At the time she told someone, “You just saw my last fall ever.”
Both Iowa natives, the Bucksbaum couple met on a blind date in 1951, and their romance took off. Prior to then, Kay Bucksbaum earned a degree from Grinnell College, where she served as the school newspaper’s first female editor, later bicycling through Europe and working in radio.
Matthew Bucksbaum would serve the Army Air Force in World War II, working as a cryptographer in the Pacific Theatre. He later earned a degree in economics from the University of Iowa, then went to work in his family’s grocery business before becoming a major developer of shopping malls.
Meanwhile, as a married couple they would continue visiting Aspen and build a home downtown, in the mid-1950s. Their daughter, Ann, was born in 1954 and their son, John, in 1956.
The Bucksbaums ultimately would build a home on 16 acres of property on Willoughby Way, which “became the center of three generations of Bucksbaum lives,” reads the Aspen Hall of Fame website.

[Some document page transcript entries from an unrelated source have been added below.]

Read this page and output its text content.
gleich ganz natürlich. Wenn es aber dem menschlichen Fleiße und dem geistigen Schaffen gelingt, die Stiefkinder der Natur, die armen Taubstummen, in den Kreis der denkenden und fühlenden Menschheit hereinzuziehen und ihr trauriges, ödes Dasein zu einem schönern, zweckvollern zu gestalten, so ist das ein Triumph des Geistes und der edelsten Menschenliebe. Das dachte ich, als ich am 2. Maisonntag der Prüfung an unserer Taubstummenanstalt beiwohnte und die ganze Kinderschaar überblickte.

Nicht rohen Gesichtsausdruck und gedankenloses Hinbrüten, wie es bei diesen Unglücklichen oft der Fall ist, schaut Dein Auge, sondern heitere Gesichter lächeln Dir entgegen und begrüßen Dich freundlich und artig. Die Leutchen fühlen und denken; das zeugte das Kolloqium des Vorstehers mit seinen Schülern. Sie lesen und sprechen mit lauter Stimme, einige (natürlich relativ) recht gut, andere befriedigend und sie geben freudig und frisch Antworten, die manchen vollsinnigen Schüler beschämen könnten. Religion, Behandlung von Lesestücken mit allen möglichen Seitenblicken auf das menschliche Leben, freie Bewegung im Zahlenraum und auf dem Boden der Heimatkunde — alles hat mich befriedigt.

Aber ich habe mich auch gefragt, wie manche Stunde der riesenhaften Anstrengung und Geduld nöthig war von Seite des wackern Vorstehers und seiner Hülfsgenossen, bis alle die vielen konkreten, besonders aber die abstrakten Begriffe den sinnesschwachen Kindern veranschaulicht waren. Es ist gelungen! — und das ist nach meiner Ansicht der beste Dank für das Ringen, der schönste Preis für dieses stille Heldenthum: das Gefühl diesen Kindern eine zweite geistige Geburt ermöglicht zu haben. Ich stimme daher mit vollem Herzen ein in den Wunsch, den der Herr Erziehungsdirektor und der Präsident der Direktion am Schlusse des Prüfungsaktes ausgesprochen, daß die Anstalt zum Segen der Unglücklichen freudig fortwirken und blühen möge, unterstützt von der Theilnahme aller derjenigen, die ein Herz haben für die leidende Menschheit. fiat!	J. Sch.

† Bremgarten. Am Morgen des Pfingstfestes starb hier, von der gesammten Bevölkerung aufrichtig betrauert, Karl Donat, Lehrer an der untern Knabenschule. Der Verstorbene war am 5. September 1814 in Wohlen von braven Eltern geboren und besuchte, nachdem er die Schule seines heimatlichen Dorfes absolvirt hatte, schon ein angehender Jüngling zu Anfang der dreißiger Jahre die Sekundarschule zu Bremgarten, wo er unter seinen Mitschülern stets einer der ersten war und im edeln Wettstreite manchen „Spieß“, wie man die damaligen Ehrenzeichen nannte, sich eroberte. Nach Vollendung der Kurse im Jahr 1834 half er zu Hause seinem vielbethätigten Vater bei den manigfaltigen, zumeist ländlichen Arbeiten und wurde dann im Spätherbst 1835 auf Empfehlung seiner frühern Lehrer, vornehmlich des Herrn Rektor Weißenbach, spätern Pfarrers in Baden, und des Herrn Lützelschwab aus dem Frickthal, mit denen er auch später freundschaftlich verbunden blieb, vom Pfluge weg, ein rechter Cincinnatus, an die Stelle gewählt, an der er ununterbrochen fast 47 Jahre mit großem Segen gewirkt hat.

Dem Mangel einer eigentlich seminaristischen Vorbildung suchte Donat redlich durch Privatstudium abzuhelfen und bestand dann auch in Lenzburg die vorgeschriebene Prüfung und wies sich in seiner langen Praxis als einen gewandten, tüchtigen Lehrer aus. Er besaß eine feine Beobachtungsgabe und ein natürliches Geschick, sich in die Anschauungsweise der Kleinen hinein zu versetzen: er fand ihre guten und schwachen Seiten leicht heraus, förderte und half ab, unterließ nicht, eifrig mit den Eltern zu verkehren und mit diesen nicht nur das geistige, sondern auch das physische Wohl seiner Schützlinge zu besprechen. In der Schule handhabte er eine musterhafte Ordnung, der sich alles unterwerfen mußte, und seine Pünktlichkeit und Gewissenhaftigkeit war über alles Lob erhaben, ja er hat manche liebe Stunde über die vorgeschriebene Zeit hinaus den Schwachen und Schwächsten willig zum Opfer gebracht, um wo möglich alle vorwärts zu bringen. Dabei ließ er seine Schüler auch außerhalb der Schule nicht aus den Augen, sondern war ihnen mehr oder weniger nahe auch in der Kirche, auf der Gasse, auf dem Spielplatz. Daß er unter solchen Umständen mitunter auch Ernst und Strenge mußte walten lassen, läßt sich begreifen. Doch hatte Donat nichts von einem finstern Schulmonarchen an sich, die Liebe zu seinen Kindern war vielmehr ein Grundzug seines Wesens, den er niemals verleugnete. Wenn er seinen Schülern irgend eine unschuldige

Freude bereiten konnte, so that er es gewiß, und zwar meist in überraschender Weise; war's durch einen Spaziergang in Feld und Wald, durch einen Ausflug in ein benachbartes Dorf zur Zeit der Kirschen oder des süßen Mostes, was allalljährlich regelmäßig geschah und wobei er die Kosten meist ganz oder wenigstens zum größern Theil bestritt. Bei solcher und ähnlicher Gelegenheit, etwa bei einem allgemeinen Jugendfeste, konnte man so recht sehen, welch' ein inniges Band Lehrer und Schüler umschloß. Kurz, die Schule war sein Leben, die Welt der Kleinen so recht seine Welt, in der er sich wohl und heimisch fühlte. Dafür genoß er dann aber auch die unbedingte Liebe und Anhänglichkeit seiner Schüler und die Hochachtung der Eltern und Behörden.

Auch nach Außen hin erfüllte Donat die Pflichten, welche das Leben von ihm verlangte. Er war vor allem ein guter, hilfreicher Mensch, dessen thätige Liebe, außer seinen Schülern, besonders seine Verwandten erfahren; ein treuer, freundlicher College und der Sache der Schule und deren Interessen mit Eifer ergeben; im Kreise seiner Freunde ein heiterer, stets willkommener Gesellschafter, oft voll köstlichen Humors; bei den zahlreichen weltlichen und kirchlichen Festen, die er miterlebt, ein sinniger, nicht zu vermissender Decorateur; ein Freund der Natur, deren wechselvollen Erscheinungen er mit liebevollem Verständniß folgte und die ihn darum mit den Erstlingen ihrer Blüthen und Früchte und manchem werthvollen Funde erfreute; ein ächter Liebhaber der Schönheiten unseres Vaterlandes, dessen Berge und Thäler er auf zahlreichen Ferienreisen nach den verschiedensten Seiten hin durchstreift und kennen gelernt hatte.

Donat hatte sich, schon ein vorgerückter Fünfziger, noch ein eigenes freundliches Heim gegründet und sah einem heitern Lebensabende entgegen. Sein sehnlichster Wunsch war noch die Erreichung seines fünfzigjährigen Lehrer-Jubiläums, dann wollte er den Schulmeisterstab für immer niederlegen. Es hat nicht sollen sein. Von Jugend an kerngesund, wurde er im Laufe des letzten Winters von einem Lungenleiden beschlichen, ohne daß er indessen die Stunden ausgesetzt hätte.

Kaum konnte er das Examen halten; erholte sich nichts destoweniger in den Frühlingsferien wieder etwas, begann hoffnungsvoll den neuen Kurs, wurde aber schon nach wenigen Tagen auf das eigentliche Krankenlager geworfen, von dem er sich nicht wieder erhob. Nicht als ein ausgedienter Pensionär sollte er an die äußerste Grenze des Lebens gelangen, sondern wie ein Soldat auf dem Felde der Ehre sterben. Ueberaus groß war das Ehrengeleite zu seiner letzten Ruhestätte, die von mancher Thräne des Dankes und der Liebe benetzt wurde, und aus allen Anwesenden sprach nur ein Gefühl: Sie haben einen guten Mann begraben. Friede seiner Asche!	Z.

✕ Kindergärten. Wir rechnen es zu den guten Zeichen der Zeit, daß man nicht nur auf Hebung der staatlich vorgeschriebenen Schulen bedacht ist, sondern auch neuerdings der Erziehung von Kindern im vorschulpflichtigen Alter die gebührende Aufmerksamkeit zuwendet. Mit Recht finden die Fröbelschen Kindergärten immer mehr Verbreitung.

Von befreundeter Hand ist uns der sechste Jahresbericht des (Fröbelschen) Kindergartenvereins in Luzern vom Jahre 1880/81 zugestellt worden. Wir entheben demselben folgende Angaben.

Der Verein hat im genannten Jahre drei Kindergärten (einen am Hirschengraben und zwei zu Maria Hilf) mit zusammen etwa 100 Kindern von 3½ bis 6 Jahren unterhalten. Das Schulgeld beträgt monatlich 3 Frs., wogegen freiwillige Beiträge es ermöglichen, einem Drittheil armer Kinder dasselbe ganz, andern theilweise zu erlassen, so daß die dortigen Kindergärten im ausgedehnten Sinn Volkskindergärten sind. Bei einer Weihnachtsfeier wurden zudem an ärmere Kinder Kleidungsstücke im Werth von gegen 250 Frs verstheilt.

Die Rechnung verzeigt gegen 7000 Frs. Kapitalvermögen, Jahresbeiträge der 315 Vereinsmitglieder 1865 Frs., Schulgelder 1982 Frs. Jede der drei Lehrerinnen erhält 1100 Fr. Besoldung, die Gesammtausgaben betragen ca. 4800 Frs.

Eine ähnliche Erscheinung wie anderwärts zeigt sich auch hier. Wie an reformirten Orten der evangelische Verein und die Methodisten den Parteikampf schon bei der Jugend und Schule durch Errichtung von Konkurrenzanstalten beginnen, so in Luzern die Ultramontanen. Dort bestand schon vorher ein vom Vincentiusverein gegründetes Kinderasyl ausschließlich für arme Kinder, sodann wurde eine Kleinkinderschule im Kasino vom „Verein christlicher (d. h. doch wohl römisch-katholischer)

The couple’s volunteering and philanthropy also extended to both being fellows of the Aspen Institute, and supporters of Aspen Center for Environmental Studies, Anderson Ranch, Aspen Santa Fe Ballet, Aspen Historical Society, and Aspen Valley Hospital Foundation.
“For over 65 years, the Bucksbaum family has enjoyed a love affair with Aspen, and their love for their adopted home has tremendously benefited Aspen, Snowmass and the Roaring Fork Valley,” reads the Aspen Hall of Fame’s website.
They lived full-time in Iowa into their 70s. Matthew Bucksbaum died Nov. 24, 2013, at the age of 87.